DiFrancesco, who has picked up the nickname “Grass-Fed Tim” around the team because of his belief in the health benefits of eating grass-fed beef, came up with the idea after connecting with a farm that raises grass-fed cows down in San Diego.
Kaman is getting half, 200 pounds, while Sacre and DiFrancesco are getting a quarter, 100 pounds, each. It was originally supposed to be a four-way split, but longtime Lakers trainer Gary Vitti backed out.
“Gary Vitti ran out of freezer space, so I think he’s out,” Kaman said. “So, I got to pick up the slack. I’m happy to, though.”
Freezer space was an issue for Sacre, too, so he did something about it.
“I had to go to a Best Buy to go buy me a 15 cubic foot freezer,” said Sacre, who estimated that the freezer and the beef will end up costing him about $1,300 combined. “It’s, uh, it’s intense.”
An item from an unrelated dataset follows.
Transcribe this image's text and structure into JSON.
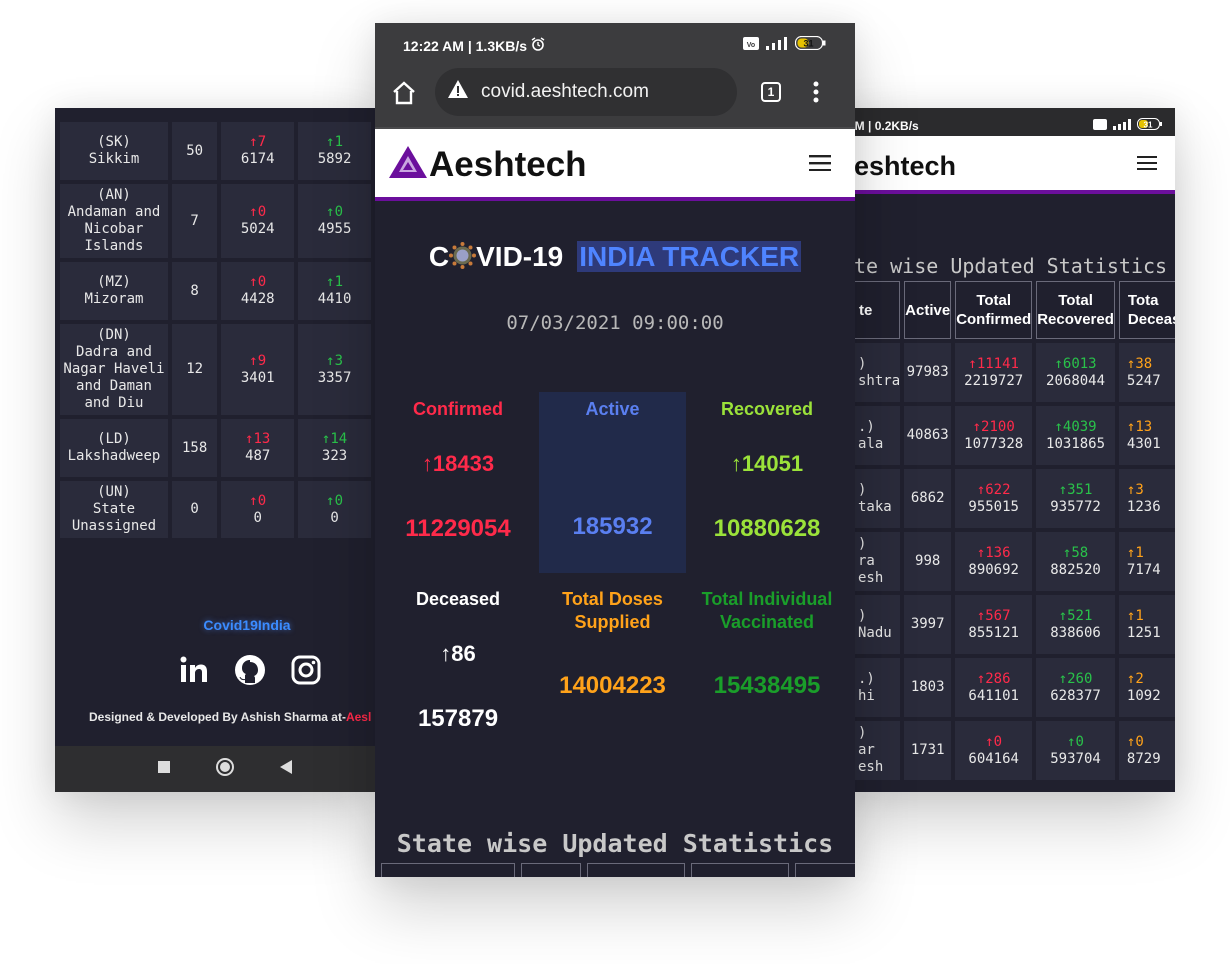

For some perspective: Per HomeGrownCow.com, a quarter beef — Sacre and DiFrancesco’s individual shares — generally includes the following:
• 43lbs. of hamburger
• 3 large Sirloin Steaks
• 7 Chuck Roasts
• 4 Porterhouse Steaks
• 6 T-Bone Steaks
• 9 Ribeye Steaks
• 4 Sirloin Tip Steaks
• A tenderized round steak
• 3 packs of stew meat
• A tied and rolled Rump Roast
• Some soup bones
That last bit is important, as Kaman and Sacre made sure to note their holistic intentions for their new purchase. From McMenamin’s report:
Sacre and Kaman don’t want to lose any of the parts the cow has to offer. See, there’s a difference when you buy the whole cow versus just buying hundreds of pounds of steak. Sacre is looking forward to the cow tongue. Kaman wants some of the skeleton.
“I’m going to get a bunch of the bones, too, and boil them down and make some beef stock,” Kaman said. “It’s good for your joints and ligaments and tendons.”
You have to applaud them both for their commitment to using as much of the purchased cow as possible, as well as their buying audacity. Theirs, after all, is the way of the future; by 2023 we’ll all have 15-foot freezers in our homes stocked full of dry-aged meats. One can never have too many steaks on-hand, making it safest to buy and freeze them by the dozens lest you be caught without.